Girls Write Now On the Other Side of Everything: The 2023 Anthology
Do you know what it’s like to communicate with your family across a salty ocean’s divide? Do you want the sun and moon to enter your home with stories written in embers? Do you seek voices that will punctuate the darkness? Welcome to the other side of everything. It’s the other side of silence, the other side of childhood, the other side of hate, the other side of indifference, it’s the other side of sides, where the binary breaks down. It’s a new paradigm, a destination, a different perspective, a mindset, a state of openness, the space between the endless folds in your forehead, hopes for tomorrow, and reflections on the past. This anthology of diverse voices is an everything bagel of literary genres and love songs, secrets whispered in the dark of night, conversations held with ancestors under the sea.
I also get that same liberating feeling when I write. I find myself including birds in almost all my creative writing. There’s always a clear distinction between the ground I’m forced to touch and the sky that only extends upwards. While the birds can fly to any destination and height they desire, I can simply hope to achieve those same heights through words.
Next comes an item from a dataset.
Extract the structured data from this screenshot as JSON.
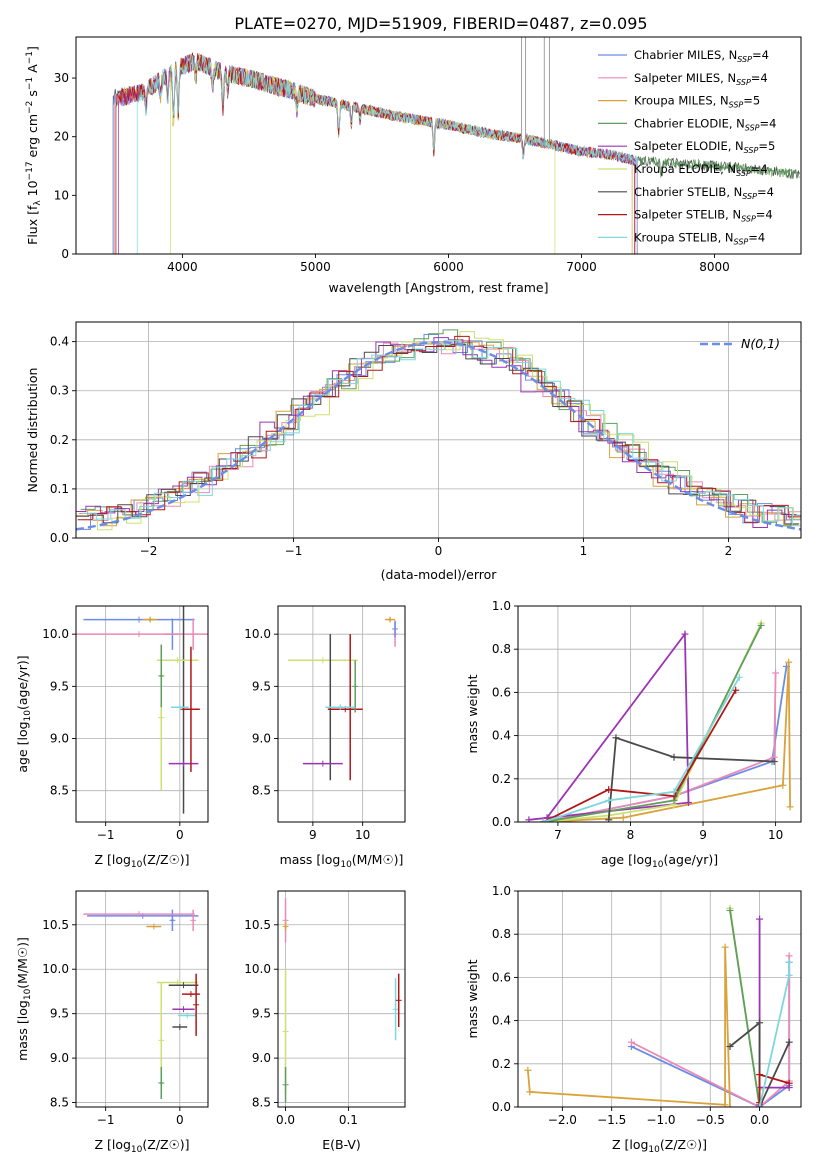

Though I’m still learning to be proud of my writing without external validation, my main goal is to be able to look back on an art piece and feel satisfied with it. I can tell if I’m happy with the metaphor I wrote, similarly to how I can feel my arms lock and extend in the correct ways while dancing. There’s a certain energy that exists within the two art forms; I can feel if energy is physically obstructed in my body when I’m dancing, as well as if energy is emotionally obstructed when I’m writing. To me, a straight arm is of the same value as the right rhythm and rhyme in a set of lines. Writing and dancing are embedded in every part of my body, just as singing and flying are coded into every bird and sparrow.
Performance
Process
Once I finished most of my college applications, I was overjoyed to finally start a new piece with no prompt to restrict or guide me. I turned to my Notes app and curated a collection of random observations in New York City to find that I mentioned birds in almost every draft.
I draw a lot of my inspiration from nature, and thus I wanted to focus on birds, house sparrows specifically, because I longed for the confidence and carefreeness they seemed to possess. My mentor guided my essay’s structure and helped me answer the questions I didn’t know I had the answers to. Blending together my core interests in dance, nature, and creative writing, this piece helped me make the connections between myself and the birds I often admire.
Victoria Siebor
Victoria Siębor was born and raised in Greenpoint, Brooklyn. Though she loves the city’s glass and concrete buildings, she’s constantly drawn to the hum of the leaves and anything related to trees, mountains and lakes. Victoria has an avid love of learning Latin, doing social science research and reading literature. She enjoys all forms of dancing, especially jazz and contemporary. She hopes to publish short stories exploring her upbringing as a child of Polish immigrants.